I continued to doubt the Cougars all the way until the Apple Cup, when I reversed course and picked them to beat Washington. (They lost, of course.) To end the year with a final whiff, I had them losing to Iowa State in the Alamo Bowl.
I’m hardly the only person who failed to foresee Minshew Mania, but I’ll take my lumps nonetheless.
• A few miscellaneous hits and misses on Pac-12 football: I was right about Oregon State going 2-10 and mostly right about UCLA struggling in Chip Kelly’s first season. I misfired on USC winning the South.
• My preseason MLB column always yields a few swings and misses, though I had fewer this year than in previous seasons. I picked four out of six division winners and had eight of the 10 playoff teams. I had the Dodgers facing a team from the AL East in the World Series, but my pick was the Yankees, not the Red Sox.

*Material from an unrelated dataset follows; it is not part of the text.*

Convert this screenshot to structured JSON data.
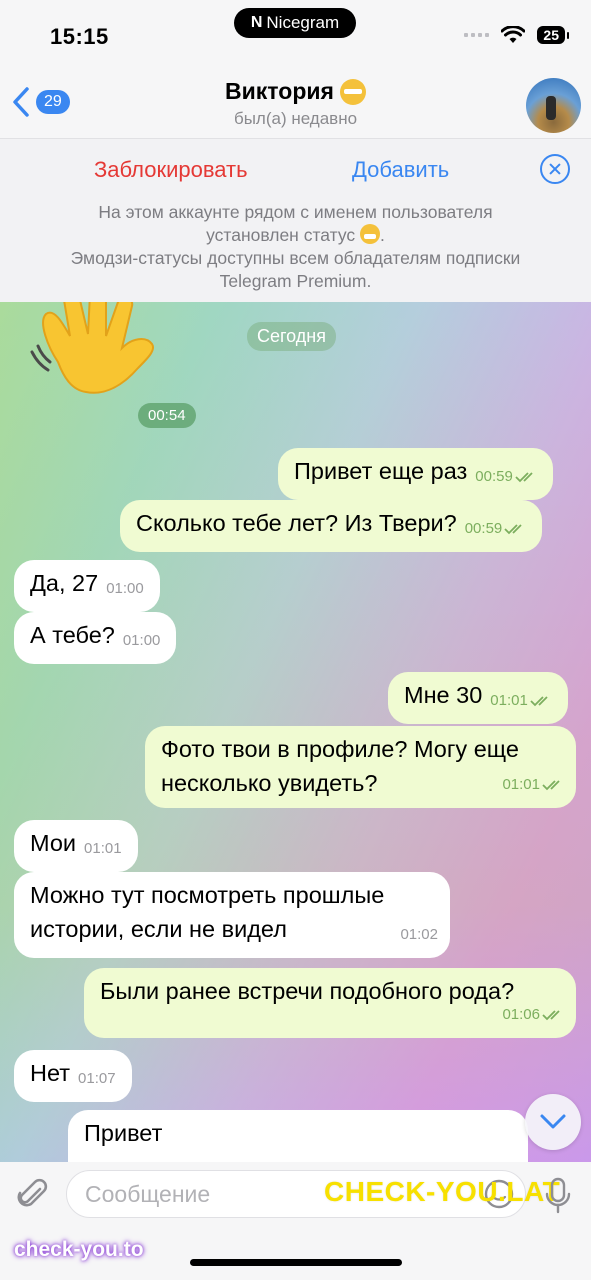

• Back in June, I wrote about Oregon softball coach Mike White leaving for Texas. I was critical of Oregon’s failure to appease one of its most successful coaches, and I worried about what it could mean for a program that has been a model of success and stability.
“Losing a softball coach to a higher bidder isn’t the kind of thing that’s going to make a big splash outside of Eugene,” I wrote. “But if you know Oregon, you realize White’s departure is going to reverberate for a long time.”

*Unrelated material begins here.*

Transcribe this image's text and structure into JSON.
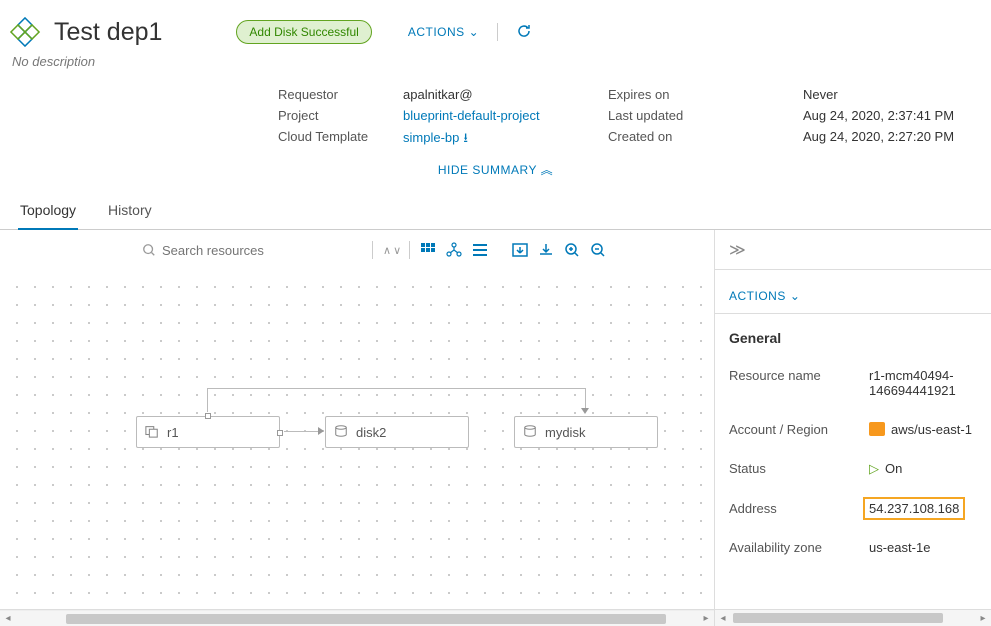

It’s reverberating, all right. When I wrote that, I didn’t expect six players from Oregon’s World Series team to transfer. Oregon’s handling of the softball situation looked like a mistake at the time, and it looks like an even bigger one today.
• Finally, I wrote a column in November about Oregon’s new-look basketball roster, which was weighted heavily toward the frontcourt. Though I liked the talent Dana Altman assembled, I wondered how it would translate in an era when a lot of teams are finding success by playing smallball.
“It remains to be seen whether a team constructed as they are, with so much depth inside and so little on the perimeter, is one that can win big in modern college basketball,” I wrote. “Altman has made the pieces fit before. But he’s never had a puzzle this big.”
At the time, we didn’t know the Ducks would be decimated by injuries. But even when Bol Bol and Kenny Wooten were healthy, this Oregon team never seemed to mesh.
I would have liked to see what Altman could do with this roster at full strength over the course of an entire Pac-12 season. It doesn’t look like we’ll get that opportunity, nor does it appear the Ducks will be going anywhere in March.
Well, that wraps up another year of lucky guesses and half-baked predictions. Thanks to everyone for following along, and as always, we’ll try to do better next year.